Engineering a Possible Diabetes Treatment
Lauren Getz is working to coat pancreatic islet cells in hopes of improving treatment of Type 1 diabetes.
Lauren Getz spends her days figuring out the perfect medium for microencapsulating islet cells destined for a human pancreas. The engineering major’s research work might have life-changing implications for people living with Type 1 diabetes.
Getz entered TCU with the long-term plan of becoming a physician. Her father, a dentist, inspired her interest in medicine, but research altered her path. Now, the junior is deliberating between biomedical engineering and a MD-PhD program.
In her freshman year, she added an introductory engineering course to the load of pre-med biology and chemistry classes. She loved the subject even though she knew very little about the fundamentals of engineering. “I like the challenges and thinking outside the textbook,” she said. “The real-world applications and problem-solving.”
After mentioning her career aspirations to a professor, Getz was referred to Tristan Tayag, professor of engineering, and the department’s expert in biomedical research.
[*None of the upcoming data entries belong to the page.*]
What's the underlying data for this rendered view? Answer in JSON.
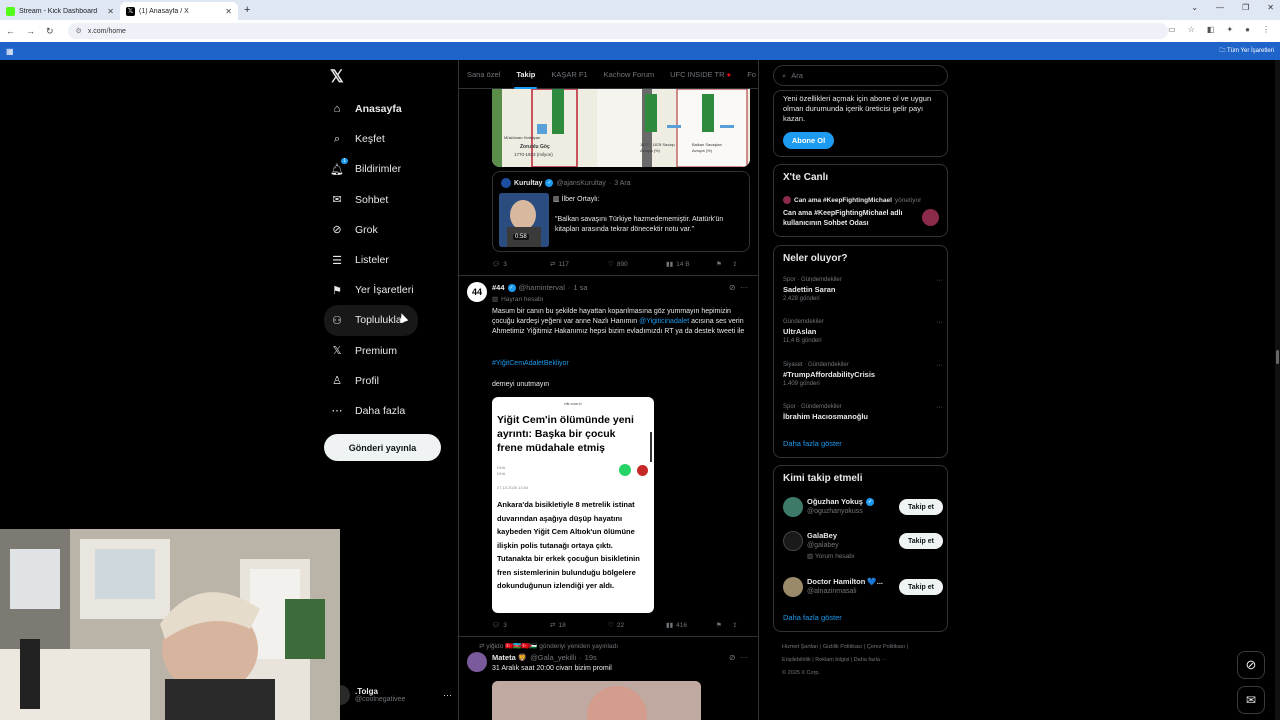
{
  "browser": {
    "tabs": [
      {
        "title": "Stream - Kick Dashboard",
        "fav_color": "#53fc18"
      },
      {
        "title": "(1) Anasayfa / X",
        "fav_color": "#000000"
      }
    ],
    "url": "x.com/home",
    "all_bookmarks": "Tüm Yer İşaretleri"
  },
  "sidebar": {
    "items": [
      {
        "label": "Anasayfa",
        "icon": "home-icon"
      },
      {
        "label": "Keşfet",
        "icon": "search-icon"
      },
      {
        "label": "Bildirimler",
        "icon": "bell-icon",
        "badge": "1"
      },
      {
        "label": "Sohbet",
        "icon": "mail-icon"
      },
      {
        "label": "Grok",
        "icon": "grok-icon"
      },
      {
        "label": "Listeler",
        "icon": "list-icon"
      },
      {
        "label": "Yer İşaretleri",
        "icon": "bookmark-icon"
      },
      {
        "label": "Topluluklar",
        "icon": "communities-icon"
      },
      {
        "label": "Premium",
        "icon": "x-icon"
      },
      {
        "label": "Profil",
        "icon": "profile-icon"
      },
      {
        "label": "Daha fazla",
        "icon": "more-icon"
      }
    ],
    "post_button": "Gönderi yayınla",
    "account": {
      "name": ".Tolga",
      "handle": "@coolnegativee"
    }
  },
  "feed": {
    "tabs": [
      "Sana özel",
      "Takip",
      "KAŞAR F1",
      "Kachow Forum",
      "UFC INSIDE TR",
      "Fo"
    ],
    "active_tab": "Takip",
    "chart_labels": [
      "Müslüman Hıristiyan",
      "Zorunlu Göç",
      "1770-1923 (milyon)",
      "1877 - 1878 Savaşı Avrupa (%)",
      "Balkan Savaşları Avrupa (%)"
    ],
    "quote": {
      "name": "Kurultay",
      "handle": "@ajansKurultay",
      "time": "3 Ara",
      "speaker": "İlber Ortaylı:",
      "video_time": "0:58",
      "text": "\"Balkan savaşını Türkiye hazmedememiştir. Atatürk'ün kitapları arasında tekrar dönecektir notu var.\""
    },
    "post1_actions": {
      "replies": "3",
      "reposts": "117",
      "likes": "890",
      "views": "14 B"
    },
    "post2": {
      "name": "#44",
      "handle": "@haminterval",
      "time": "1 sa",
      "subtitle": "Hayran hesabı",
      "text_a": "Masum bir canın bu şekilde hayattan koparılmasına göz yummayın hepimizin çocuğu kardeşi yeğeni var anne Nazlı Hanımın ",
      "mention": "@Yigiticinadalet",
      "text_b": " acısına ses verin Ahmetimiz Yiğitimiz Hakanımız hepsi bizim evladımızdı RT ya da destek tweeti ile",
      "hashtag": "#YiğitCemAdaletBekliyor",
      "text_c": "demeyi unutmayın",
      "card": {
        "source": "nfk.com.tr",
        "headline": "Yiğit Cem'in ölümünde yeni ayrıntı: Başka bir çocuk frene müdahale etmiş",
        "agency": "DHA",
        "agency2": "DHA",
        "date": "27.10.2025 13:04",
        "body": "Ankara'da bisikletiyle 8 metrelik istinat duvarından aşağıya düşüp hayatını kaybeden Yiğit Cem Altıok'un ölümüne ilişkin polis tutanağı ortaya çıktı. Tutanakta bir erkek çocuğun bisikletinin fren sistemlerinin bulunduğu bölgelere dokunduğunun izlendiği yer aldı."
      },
      "actions": {
        "replies": "3",
        "reposts": "18",
        "likes": "22",
        "views": "416"
      }
    },
    "post3": {
      "repost_by": "yiğido 🇹🇷🇦🇿🇹🇷🇵🇸 gönderiyi yeniden yayınladı",
      "name": "Mateta 🦁",
      "handle": "@Gala_yekilli",
      "time": "19s",
      "text": "31 Aralık saat 20:00 civarı bizim promil"
    }
  },
  "right": {
    "search_placeholder": "Ara",
    "premium_text": "Yeni özellikleri açmak için abone ol ve uygun olman durumunda içerik üreticisi gelir payı kazan.",
    "subscribe": "Abone Ol",
    "live": {
      "title": "X'te Canlı",
      "host": "Can ama #KeepFightingMichael",
      "host_suffix": "yönetiyor",
      "room": "Can ama #KeepFightingMichael adlı kullanıcının Sohbet Odası"
    },
    "trends_title": "Neler oluyor?",
    "trends": [
      {
        "cat": "Spor · Gündemdekiler",
        "name": "Sadettin Saran",
        "count": "2.428 gönderi"
      },
      {
        "cat": "Gündemdekiler",
        "name": "UltrAslan",
        "count": "11,4 B gönderi"
      },
      {
        "cat": "Siyaset · Gündemdekiler",
        "name": "#TrumpAffordabilityCrisis",
        "count": "1.409 gönderi"
      },
      {
        "cat": "Spor · Gündemdekiler",
        "name": "İbrahim Hacıosmanoğlu",
        "count": ""
      }
    ],
    "show_more": "Daha fazla göster",
    "wtf_title": "Kimi takip etmeli",
    "who_to_follow": [
      {
        "name": "Oğuzhan Yokuş",
        "handle": "@oguzhanyokuss",
        "extra": ""
      },
      {
        "name": "GalaBey",
        "handle": "@galabey",
        "extra": "Yorum hesabı"
      },
      {
        "name": "Doctor Hamilton 💙...",
        "handle": "@alnazinmasali",
        "extra": ""
      }
    ],
    "follow_label": "Takip et",
    "footer": [
      "Hizmet Şartları",
      "Gizlilik Politikası",
      "Çerez Politikası",
      "Erişilebilirlik",
      "Reklam bilgisi",
      "Daha fazla ···",
      "© 2025 X Corp."
    ]
  }
}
Tayag was working with Jeff Coffer, professor of chemistry, on a biomedical project to design a viable coating for transplanted pancreas cells in diabetics.
“There have been tests where they have tried transplanting human islets into a diabetic patient, and those have worked,” Getz said.
“We need a solution, and I’m getting into that way of thinking, how can we solve it?”
Getz
A pancreas functioning with transplanted islet cells is known as a bioartifical organ, and the results have been promising. While receiving transplanted islet cells restores functionality and negates a diabetic person’s need for constant insulin injections, it then necessitates a lifetime course of anti-rejection drugs.
“What we are trying to do is make it so that a patient wouldn’t have to undergo immunosuppressive therapy,” Getz said.
If the project is successful, it could help create an innovative, less expensive solution for Type 1 diabetes. Removing the need for costly anti-rejection drugs would save several billion dollars each year.
The American Diabetes Association estimates that one in three babies born this year will develop the disease. The Centers for Disease Control and Prevention published a 2007 study showing how $3 of every $4 spent on health care goes toward long-term treatment of a chronic condition, such as diabetes.
In addition, the method for coating islet cells could be applied to the treatment of cancer, heart disease and liver failure.
“There have been tests where they have tried transplanting human islets into a diabetic patient, and those have worked”
Getz
Students who worked on the encapsulation project in prior years designed the spinning bioreactor used to mix the islets with the coating material. The bioreactor instrument in Tayag’s lab is a disc that rotates like a wheel for several days. It is attached to a camera and a computer to record and analyze the composition of the liquid as it slowly reacts.
Getz is fine-tuning the collagen type I medium that will coat the islet cells. Collagen, which is the natural environment for the cells, allows them to be permeable enough to function but also hides them from the immune system.
When Getz picked up the project, the “do stuff” phase had begun. She applied for and received a Science and Engineering Research Center grant from TCU. The funding allowed her to devote most of the summer after her freshman year to learning the ins and outs of an engineering lab and getting up to speed on the work already accomplished.
Tayag helped Getz learn the research basics but, “he’s really good about being involved but also letting me figure out stuff myself,” she said.
In Tayag’s lab, Getz started experimenting with collagen solutions of varying viscosities. For trial runs, she substituted the islet cells with polystyrene beads, which are in the similar size range of 180 microns. The beads, however, are hydrophobic, very different from the fluid-loving islet cells with which she will eventually experiment. To compensate for the discrepancy, Getz worked with Coffer, using a plasma etcher, “making their surface rougher,” she said. The beads are as small as grains of sand.
In spring 2014, Getz started working with Dan Dimitrijevich, research associate professor at the University of North Texas Health Science Center in Fort Worth. His lab uses high-powered versions of the bioreactor Getz has been using at TCU. In his lab, she conducts trials with murine islet cells (from a mouse) because it is a sterile medical environment.
The research experiment is still in its early stages. After testing the bioreactor microencapsulation technique on living islet cells, the process will need to be repeated numerous times before even considering Food and Drug Administration approval for use in people with Type 1 diabetes.
Should that day come, Getz will have had plenty of time to acquire whichever graduate degree she decides to pursue. Regardless, her undergraduate research work at TCU will have long-lasting effects on her academic trajectory.
“It’s interesting working on something that is so prevalent and figuring out how to solve certain problems,” she said. “We need a solution, and I’m getting into that way of thinking, how can we solve it?”